&t /// JELAJAH BELANTARA ///: Menjaga Oase Terakhir.

Thursday, March 08, 2007

Menjaga Oase Terakhir.

Pada awal tahun 1992, Akademi Sains Nasional Amerika Serikat
dan The Royal Society of London mengeluarkan sebuah laporan
yang dimulai dengan: "Jika ramalan-ramalan pertumbuhan penduduk
sekarang ini terbukti tepat dan pola-pola kegiatan manusia
di planet ini tetap tidak berubah, sains dan teknologi boleh jadi
tidak dapat mencegah kemerosotan lingkungan hidup yang tidak dapat
dipulihkan lagi atau mencegah berlangsungnya kemiskinan
terus-menerus bagi sebagian besar dunia"

Rupanya kita bisa rasakan sekarang, manusia telah mempercepat
datangnya masa depan mereka sendiri. Saya tidak tahu, apakah ini
salah satunya disebabkan oleh pernyataan Ivan Boesky >>
bahwa "Greed is healthy"? Atau kah seorang Al Gore yang berdiri
di satu sisi mempresentasikan pemanasan global adalah realitas
tak terhindarkan?

Iklim dunia memang sedang berubah. Bumi menggeliat lagi.
Awan mammatus yang terbentuk pra-badai di Amerika, bisa kita
alami di beberapa tempat di Indonesia. Malaria yang sudah hampir
tertanggulangi di Nairobi, malah mewabah di sisi lain Bumi.
Menghantam Indonesia juga. Tapi yang dihantam tidak cepat tersadar.



Pernah suatu ketika saya bertanya,
kebiasaan apa yang manusia sering lakukan untuk mengimbangi
dari sifat mengenyangkan ego sendiri?
Sempat juga suatu ketika saya putus asa karena tidak terjawab.
Beberapa jawaban mungkin memuaskan. Tapi bagi siapa?
Layaknya kita bertanya mengapa harus menghargai orang lain,
di mana mereka telah berbuat jahat kepada kita.
Jawaban sederhananya (mungkin) adalah: kausalitas.

Teritori dan terestrial. Dua kata yang tak pernah bisa saya sendiri
bayangkan betapa telah menjadi taruhan sejati sejarah manusia.
Sebuah taruhan yang mengerikan dari era suku semak Afrika
zaman lahirnya Homo Erectus pertama hingga merentang pada
pertempuran demi minyak di wilayah subur lembah sungai Tigris
dan Eufrat.

Kausalitas menggelindingkan lingkaran setan di dalam keserakahan.
Rentang waktu geologis telah dan akan merekamnya
hingga zaman nanti, tatkala Bumi ternyata bernasib buruk
memperlihatkan kerusakan yang menggeruskan keramahannya.
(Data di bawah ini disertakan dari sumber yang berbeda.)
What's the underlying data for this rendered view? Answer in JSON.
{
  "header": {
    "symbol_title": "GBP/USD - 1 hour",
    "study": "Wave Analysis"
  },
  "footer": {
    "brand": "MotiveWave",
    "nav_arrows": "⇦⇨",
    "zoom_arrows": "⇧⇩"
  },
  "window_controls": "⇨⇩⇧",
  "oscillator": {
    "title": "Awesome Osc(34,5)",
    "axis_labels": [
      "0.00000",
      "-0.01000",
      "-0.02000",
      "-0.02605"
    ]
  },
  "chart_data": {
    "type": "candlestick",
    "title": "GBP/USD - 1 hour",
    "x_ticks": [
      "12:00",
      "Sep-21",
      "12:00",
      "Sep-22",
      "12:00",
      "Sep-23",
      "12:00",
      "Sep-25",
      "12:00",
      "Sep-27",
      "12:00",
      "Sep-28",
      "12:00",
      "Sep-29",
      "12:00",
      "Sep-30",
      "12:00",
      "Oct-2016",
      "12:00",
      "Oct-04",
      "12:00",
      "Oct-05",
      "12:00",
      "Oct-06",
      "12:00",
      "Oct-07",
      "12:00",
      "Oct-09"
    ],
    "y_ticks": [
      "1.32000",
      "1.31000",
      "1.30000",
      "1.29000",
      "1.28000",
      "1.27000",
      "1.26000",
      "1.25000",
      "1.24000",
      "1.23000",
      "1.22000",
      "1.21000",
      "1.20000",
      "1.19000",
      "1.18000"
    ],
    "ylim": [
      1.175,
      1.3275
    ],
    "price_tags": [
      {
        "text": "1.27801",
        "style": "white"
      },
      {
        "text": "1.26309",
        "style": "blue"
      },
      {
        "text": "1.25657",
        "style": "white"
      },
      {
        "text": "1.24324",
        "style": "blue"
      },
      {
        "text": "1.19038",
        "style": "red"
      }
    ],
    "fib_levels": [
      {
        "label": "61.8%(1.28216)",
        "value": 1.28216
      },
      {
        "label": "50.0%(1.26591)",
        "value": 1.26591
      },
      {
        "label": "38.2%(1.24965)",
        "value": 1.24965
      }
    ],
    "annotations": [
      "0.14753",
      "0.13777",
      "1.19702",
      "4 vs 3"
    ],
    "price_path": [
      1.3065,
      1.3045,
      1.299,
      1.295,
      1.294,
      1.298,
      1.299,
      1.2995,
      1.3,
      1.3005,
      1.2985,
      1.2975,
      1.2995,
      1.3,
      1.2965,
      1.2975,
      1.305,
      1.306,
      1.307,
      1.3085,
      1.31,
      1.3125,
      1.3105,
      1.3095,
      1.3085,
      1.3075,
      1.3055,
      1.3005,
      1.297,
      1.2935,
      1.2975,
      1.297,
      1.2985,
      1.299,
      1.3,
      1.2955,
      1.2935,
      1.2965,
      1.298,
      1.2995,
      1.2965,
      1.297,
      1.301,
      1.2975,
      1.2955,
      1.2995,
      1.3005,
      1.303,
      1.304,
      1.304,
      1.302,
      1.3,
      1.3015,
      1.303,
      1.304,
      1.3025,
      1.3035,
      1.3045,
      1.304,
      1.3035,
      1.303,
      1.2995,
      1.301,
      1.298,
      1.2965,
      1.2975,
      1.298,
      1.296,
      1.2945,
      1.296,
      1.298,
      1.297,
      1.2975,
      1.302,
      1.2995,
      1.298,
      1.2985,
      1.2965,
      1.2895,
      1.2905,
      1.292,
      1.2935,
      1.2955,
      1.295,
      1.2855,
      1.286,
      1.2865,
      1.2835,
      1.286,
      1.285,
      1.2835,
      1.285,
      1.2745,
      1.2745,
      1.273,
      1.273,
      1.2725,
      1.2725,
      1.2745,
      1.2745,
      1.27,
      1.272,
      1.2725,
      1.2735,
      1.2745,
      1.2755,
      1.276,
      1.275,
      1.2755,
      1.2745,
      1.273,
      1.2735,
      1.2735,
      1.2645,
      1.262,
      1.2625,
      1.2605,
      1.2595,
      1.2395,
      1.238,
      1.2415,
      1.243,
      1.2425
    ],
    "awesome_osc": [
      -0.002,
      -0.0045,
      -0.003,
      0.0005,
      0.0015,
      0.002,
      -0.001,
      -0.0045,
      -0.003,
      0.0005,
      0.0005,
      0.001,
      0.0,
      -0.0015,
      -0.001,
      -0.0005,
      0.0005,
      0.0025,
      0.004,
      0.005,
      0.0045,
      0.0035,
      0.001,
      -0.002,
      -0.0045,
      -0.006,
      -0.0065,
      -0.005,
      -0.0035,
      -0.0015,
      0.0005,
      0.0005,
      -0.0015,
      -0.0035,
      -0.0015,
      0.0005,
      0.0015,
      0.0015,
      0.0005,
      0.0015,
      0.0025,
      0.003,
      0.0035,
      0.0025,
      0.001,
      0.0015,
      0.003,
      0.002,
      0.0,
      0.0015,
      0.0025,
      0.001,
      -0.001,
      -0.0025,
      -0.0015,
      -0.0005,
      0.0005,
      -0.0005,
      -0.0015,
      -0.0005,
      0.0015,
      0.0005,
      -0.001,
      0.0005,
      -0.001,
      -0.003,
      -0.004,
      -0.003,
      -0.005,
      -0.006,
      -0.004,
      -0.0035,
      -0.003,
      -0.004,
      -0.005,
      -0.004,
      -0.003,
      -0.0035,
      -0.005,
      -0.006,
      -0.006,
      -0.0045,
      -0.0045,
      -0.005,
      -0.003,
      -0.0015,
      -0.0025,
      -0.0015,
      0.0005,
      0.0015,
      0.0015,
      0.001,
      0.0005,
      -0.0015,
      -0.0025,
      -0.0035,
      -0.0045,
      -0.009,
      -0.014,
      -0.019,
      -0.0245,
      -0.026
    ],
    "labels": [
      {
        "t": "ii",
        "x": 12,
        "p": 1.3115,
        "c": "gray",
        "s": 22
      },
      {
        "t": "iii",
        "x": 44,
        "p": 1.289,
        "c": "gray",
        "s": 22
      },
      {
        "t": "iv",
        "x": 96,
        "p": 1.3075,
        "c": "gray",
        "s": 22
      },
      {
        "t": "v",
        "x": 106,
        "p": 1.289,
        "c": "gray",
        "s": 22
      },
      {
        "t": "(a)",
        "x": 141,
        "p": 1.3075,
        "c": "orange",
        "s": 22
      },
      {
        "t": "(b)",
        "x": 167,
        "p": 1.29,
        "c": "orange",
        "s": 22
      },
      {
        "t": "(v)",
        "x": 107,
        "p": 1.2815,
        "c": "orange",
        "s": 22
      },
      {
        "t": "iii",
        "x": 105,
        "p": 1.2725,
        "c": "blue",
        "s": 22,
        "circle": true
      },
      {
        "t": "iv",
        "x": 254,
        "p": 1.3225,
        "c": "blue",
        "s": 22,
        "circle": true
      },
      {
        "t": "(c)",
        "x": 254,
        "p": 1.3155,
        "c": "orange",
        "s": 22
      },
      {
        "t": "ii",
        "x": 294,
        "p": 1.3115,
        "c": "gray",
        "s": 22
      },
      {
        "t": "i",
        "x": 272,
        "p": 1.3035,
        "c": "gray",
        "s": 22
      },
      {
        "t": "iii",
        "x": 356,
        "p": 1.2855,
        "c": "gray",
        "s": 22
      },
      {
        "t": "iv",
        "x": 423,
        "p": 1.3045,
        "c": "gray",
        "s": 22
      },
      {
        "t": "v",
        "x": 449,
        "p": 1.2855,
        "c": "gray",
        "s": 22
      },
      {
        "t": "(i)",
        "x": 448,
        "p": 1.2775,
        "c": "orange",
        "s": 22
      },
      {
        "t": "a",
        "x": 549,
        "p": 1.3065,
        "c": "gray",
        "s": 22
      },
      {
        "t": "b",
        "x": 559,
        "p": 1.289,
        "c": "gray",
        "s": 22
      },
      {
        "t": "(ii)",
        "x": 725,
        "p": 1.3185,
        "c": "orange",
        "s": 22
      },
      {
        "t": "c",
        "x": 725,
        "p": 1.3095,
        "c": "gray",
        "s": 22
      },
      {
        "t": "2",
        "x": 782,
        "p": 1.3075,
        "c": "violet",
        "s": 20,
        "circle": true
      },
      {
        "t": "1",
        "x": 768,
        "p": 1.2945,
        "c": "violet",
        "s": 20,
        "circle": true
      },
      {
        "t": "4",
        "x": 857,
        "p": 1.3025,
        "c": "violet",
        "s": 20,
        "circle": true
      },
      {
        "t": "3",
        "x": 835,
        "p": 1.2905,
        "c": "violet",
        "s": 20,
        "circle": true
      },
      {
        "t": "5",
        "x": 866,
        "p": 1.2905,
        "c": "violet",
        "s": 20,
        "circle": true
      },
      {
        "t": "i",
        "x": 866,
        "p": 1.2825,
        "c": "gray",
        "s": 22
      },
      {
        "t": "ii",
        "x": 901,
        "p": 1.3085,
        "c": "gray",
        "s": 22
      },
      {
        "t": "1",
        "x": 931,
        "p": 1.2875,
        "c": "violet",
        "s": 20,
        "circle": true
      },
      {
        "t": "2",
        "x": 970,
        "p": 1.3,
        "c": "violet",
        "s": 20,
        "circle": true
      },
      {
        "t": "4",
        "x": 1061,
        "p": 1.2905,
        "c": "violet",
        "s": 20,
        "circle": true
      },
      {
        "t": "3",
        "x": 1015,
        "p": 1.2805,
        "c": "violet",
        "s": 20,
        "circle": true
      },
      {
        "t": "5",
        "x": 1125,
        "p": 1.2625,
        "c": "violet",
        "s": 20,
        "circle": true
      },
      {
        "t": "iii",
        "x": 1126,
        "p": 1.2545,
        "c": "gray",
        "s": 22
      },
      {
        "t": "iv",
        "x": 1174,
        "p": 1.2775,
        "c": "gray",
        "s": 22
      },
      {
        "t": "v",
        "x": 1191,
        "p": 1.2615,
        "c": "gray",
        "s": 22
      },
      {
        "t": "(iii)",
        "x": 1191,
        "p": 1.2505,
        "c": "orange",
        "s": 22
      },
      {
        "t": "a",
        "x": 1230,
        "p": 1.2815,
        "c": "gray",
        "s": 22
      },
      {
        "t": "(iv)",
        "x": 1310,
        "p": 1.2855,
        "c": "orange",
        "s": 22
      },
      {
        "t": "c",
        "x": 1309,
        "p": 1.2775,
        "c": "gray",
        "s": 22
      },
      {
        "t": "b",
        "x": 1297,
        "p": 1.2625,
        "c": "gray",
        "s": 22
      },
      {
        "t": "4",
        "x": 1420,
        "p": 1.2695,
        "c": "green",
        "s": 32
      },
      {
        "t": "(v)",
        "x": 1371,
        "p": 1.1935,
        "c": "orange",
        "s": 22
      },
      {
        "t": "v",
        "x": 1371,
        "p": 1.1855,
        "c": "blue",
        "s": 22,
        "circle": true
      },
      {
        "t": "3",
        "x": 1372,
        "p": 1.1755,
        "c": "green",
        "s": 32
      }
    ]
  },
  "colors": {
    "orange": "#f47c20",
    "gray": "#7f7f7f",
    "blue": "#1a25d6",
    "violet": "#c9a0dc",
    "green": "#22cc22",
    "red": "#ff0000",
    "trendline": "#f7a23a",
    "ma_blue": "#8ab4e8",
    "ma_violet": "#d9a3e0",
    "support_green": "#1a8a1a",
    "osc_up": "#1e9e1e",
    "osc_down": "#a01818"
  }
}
Kausalitas seharusnya memberi pelajaran mendalam, bahwa rupanya
alam tidak memberi ruang sedikit pun untuk ego manusia.
Bahkan tidak kompromi terhadap pahlawan kesiangan yang berpura-
pura berepertoar tentang kebaikan bersama atas nama
keberlangsungan hidup manusia.

Ada yang menarik dengan penghargaan Oscar ke-79 kemarin.
Al Gore menang di kategori Best Music dengan filmnya
An Inconvenient Truth (2006). Saya sendiri sih bangga bahwa
ada tokoh politik dunia yang begitu berpihak pada nasib dan
masa depan Bumi, yaitu pada lingkungan. Kenapa?
Seperti kita tahu, kita kekurangan figur kuat untuk kepentingan ini
demi untuk bisa masuk ke kalangan politisi.

Berikut artikel yang saya kutip dari harian Kompas tentang film itu.
Tapi maaf juga, saya jadi panjang lebar nyerocos teu puguh
padahal cuman pengen meresensi artikel itu. Namanya juga ngelantur.
Tidak ada tendensi politik di sini. Tentu saja.
Tidak semua politisi itu jahat. Tidak semua hanya demi uang.

---

AL GORE, OSCAR, DAN PEMANASAN GLOBAL

"Yang semestinya lega atas penghargaan Oscar untuk film
An Inconvenient Truth bukan hanya pencinta lingkungan,
tetapi seluruh umat manusia."



Film dokumenter yang mengisahkan perjuangan mantan
Wakil Presiden AS Al Gore untuk mengingatkan para politisi dan
masyarakat dunia akan bahaya pemanasan global ini
sungguh amat menggugah.

Seandainya saja Al Gore yang memenangi peilihan presiden AS
tahun 2000, nasib dunia boleh jadi berbeda, baik yang terkait
dengan tatanan politik internasional maupun yang terkait
lingkungan hidup.

Khusus yang berkait dengan lingkungan hidup,
apa yang diperjuangkan
Al Gore amat substansial.
Setelah banyak diragukan dan diperdebatkan,

kini tanda-tanda alam semakin banyak memperlihatkan,
gejala pemanasan global telah menjadi kenyataan.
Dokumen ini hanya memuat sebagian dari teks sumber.